Rompant objectivement avec ce passé, la loi du 28 juillet 2015 , précitée, actualisant la programmation militaire en fixant l'objectif d'accroître le nombre de réservistes opérationnels jusqu'à 40 000 et d'augmenter leur durée d'emploi à hauteur de 30 jours par individu, a rehaussé le budget de la réserve des armées de 75 millions d'euros supplémentaires sur la période 2016-2019 . La prévision de besoins pour cette période s'élève même, aujourd'hui, à 101 millions d'euros selon la version actualisée du référentiel (VAR).

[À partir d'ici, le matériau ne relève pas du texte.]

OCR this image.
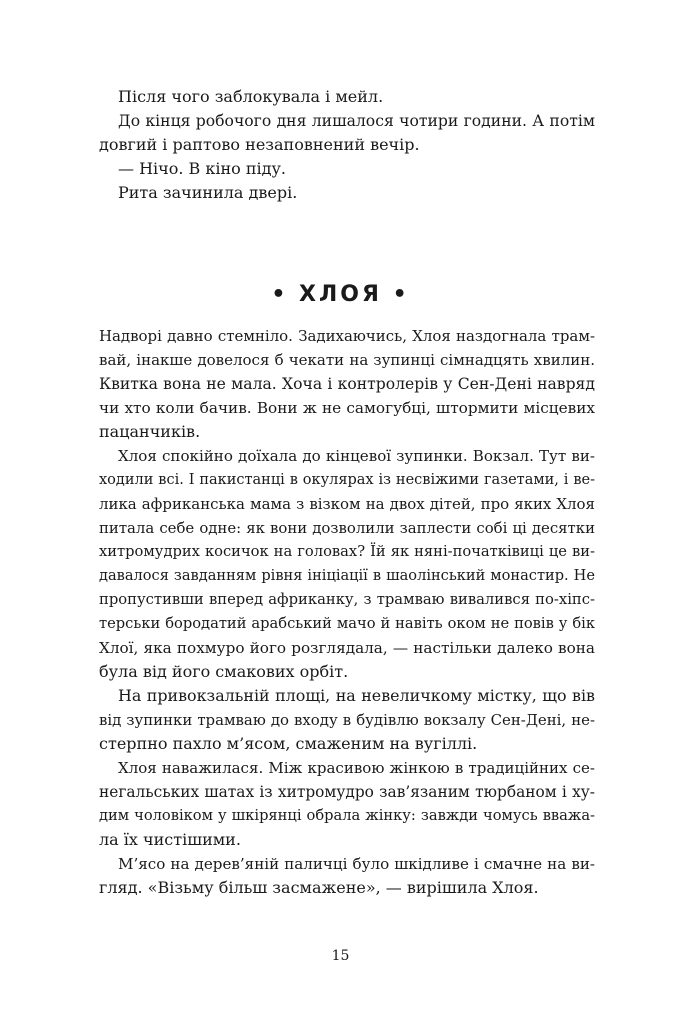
Після чого заблокувала і мейл.
До кінця робочого дня лишалося чотири години. А потім
довгий і раптово незаповнений вечір.
— Нічо. В кіно піду.
Рита зачинила двері.
• ХЛОЯ •
Надворі давно стемніло. Задихаючись, Хлоя наздогнала трам-
вай, інакше довелося б чекати на зупинці сімнадцять хвилин.
Квитка вона не мала. Хоча і контролерів у Сен-Дені навряд
чи хто коли бачив. Вони ж не самогубці, штормити місцевих
пацанчиків.
Хлоя спокійно доїхала до кінцевої зупинки. Вокзал. Тут ви-
ходили всі. І пакистанці в окулярах із несвіжими газетами, і ве-
лика африканська мама з візком на двох дітей, про яких Хлоя
питала себе одне: як вони дозволили заплести собі ці десятки
хитромудрих косичок на головах? Їй як няні-початківиці це ви-
давалося завданням рівня ініціації в шаолінський монастир. Не
пропустивши вперед африканку, з трамваю вивалився по-хіпс-
терськи бородатий арабський мачо й навіть оком не повів у бік
Хлої, яка похмуро його розглядала, — настільки далеко вона
була від його смакових орбіт.
На привокзальній площі, на невеличкому містку, що вів
від зупинки трамваю до входу в будівлю вокзалу Сен-Дені, не-
стерпно пахло м’ясом, смаженим на вугіллі.
Хлоя наважилася. Між красивою жінкою в традиційних се-
негальських шатах із хитромудро зав’язаним тюрбаном і ху-
дим чоловіком у шкірянці обрала жінку: завжди чомусь вважа-
ла їх чистішими.
М’ясо на дерев’яній паличці було шкідливе і смачне на ви-
гляд. «Візьму більш засмажене», — вирішила Хлоя.
15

Cette inflexion budgétaire, concrétisée en loi de finances, a donné lieu à de premiers résultats positifs en 2015 - année pour laquelle l'enveloppe financière dédiée à la réserve de la défense (rémunération des réservistes et charges sociales associées), se montait à 82,01 millions d'euros, le budget alloué à la réserve militaire dans son ensemble s'élevant alors à 127,31 millions d'euros, gendarmerie incluse (45,3 millions d'euros). Certes, les effectifs de la RO1 des armées, en atteignant le nombre de 28 100 volontaires sous ESR (DGA incluse), n'a augmenté que de 0,8 % par rapport à 2014. En revanche, l'activité de cette réserve a progressé, l'année dernière, de 15,9 %, le nombre moyen de jours d'activité s'établissant à 27,9 jours. Ces résultats, du reste, illustrent bien le fait que, comme l'ont plus haut souligné vos rapporteurs, le taux d'emploi global de la réserve est beaucoup plus directement corrélé aux disponibilités financières que le volume des effectifs de volontaires pour souscrire un ESR.
Le budget de la réserve militaire en 2015
(crédits de titre 2, en millions d'euros)

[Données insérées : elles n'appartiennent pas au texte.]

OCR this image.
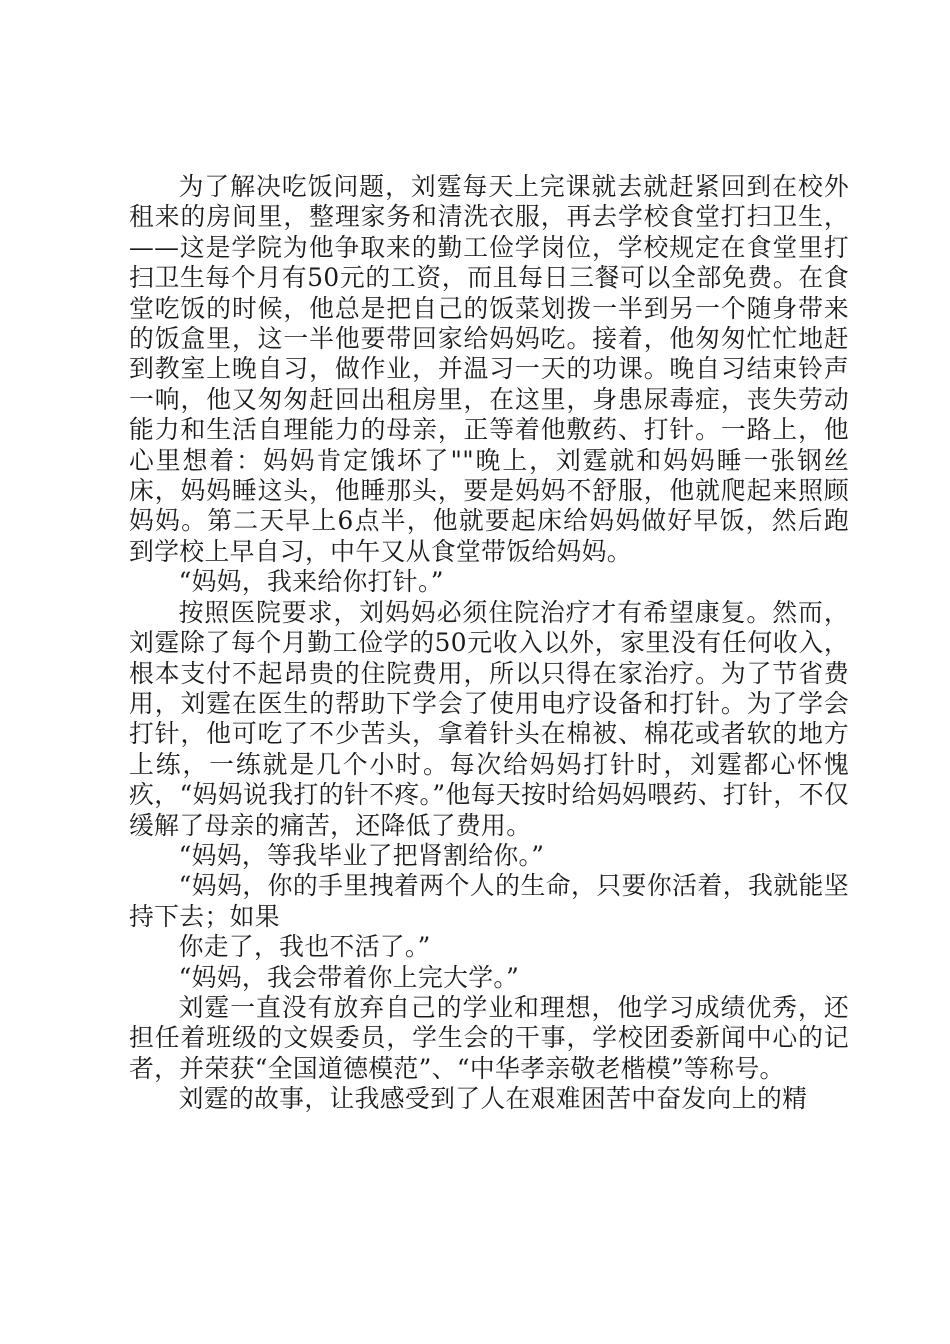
为了解决吃饭问题，刘霆每天上完课就去就赶紧回到在校外租来的房间里，整理家务和清洗衣服，再去学校食堂打扫卫生，——这是学院为他争取来的勤工俭学岗位，学校规定在食堂里打扫卫生每个月有50元的工资，而且每日三餐可以全部免费。在食堂吃饭的时候，他总是把自己的饭菜划拨一半到另一个随身带来的饭盒里，这一半他要带回家给妈妈吃。接着，他匆匆忙忙地赶到教室上晚自习，做作业，并温习一天的功课。晚自习结束铃声一响，他又匆匆赶回出租房里，在这里，身患尿毒症，丧失劳动能力和生活自理能力的母亲，正等着他敷药、打针。一路上，他心里想着：妈妈肯定饿坏了""晚上，刘霆就和妈妈睡一张钢丝床，妈妈睡这头，他睡那头，要是妈妈不舒服，他就爬起来照顾妈妈。第二天早上6点半，他就要起床给妈妈做好早饭，然后跑到学校上早自习，中午又从食堂带饭给妈妈。

“妈妈，我来给你打针。”

按照医院要求，刘妈妈必须住院治疗才有希望康复。然而，刘霆除了每个月勤工俭学的50元收入以外，家里没有任何收入，根本支付不起昂贵的住院费用，所以只得在家治疗。为了节省费用，刘霆在医生的帮助下学会了使用电疗设备和打针。为了学会打针，他可吃了不少苦头，拿着针头在棉被、棉花或者软的地方上练，一练就是几个小时。每次给妈妈打针时，刘霆都心怀愧疚，“妈妈说我打的针不疼。”他每天按时给妈妈喂药、打针，不仅缓解了母亲的痛苦，还降低了费用。

“妈妈，等我毕业了把肾割给你。”

“妈妈，你的手里拽着两个人的生命，只要你活着，我就能坚持下去；如果

你走了，我也不活了。”

“妈妈，我会带着你上完大学。”

刘霆一直没有放弃自己的学业和理想，他学习成绩优秀，还担任着班级的文娱委员，学生会的干事，学校团委新闻中心的记者，并荣获“全国道德模范”、“中华孝亲敬老楷模”等称号。

刘霆的故事，让我感受到了人在艰难困苦中奋发向上的精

Source : Conseil supérieur de la réserve militaire
La loi de finances initiale pour 2016 a relevé le budget prévisionnel de la réserve dépendant du ministère de la défense à hauteur de 96,3 millions d'euros , compte non tenu de 2 millions d'euros destinés à financer les besoins liés au système d'information et à la communication du ministère en ce domaine. Par rapport à 2015, cette prévision de crédits, sous réserve de sa bonne exécution, représente une hausse de 17 % (+ 14,3 millions d'euros) ; par rapport à 2014, elle représente une hausse de 35 % (+ 25,3 millions d'euros). L'objectif pour l'année en cours est d'augmenter de 160 000 jours l'activité des volontaires sous ESR, soit + 20 % par rapport aux 784 044 jours enregistrés en 2015, et de créer 3 100 postes supplémentaires de réservistes opérationnels, soit + 11 % par rapport aux 28 100 réservistes comptabilisés l'année dernière. Cet effort devrait être presque intégralement consacré au renforcement de fonction stratégique de protection du territoire national.
2. Les moyens matériels
Parallèlement à l'accroissement des moyens budgétaires, des moyens matériels nouveaux ont été déployés, récemment, au profit de la politique de développement de la réserve militaire désormais conçue comme une priorité pour notre défense nationale.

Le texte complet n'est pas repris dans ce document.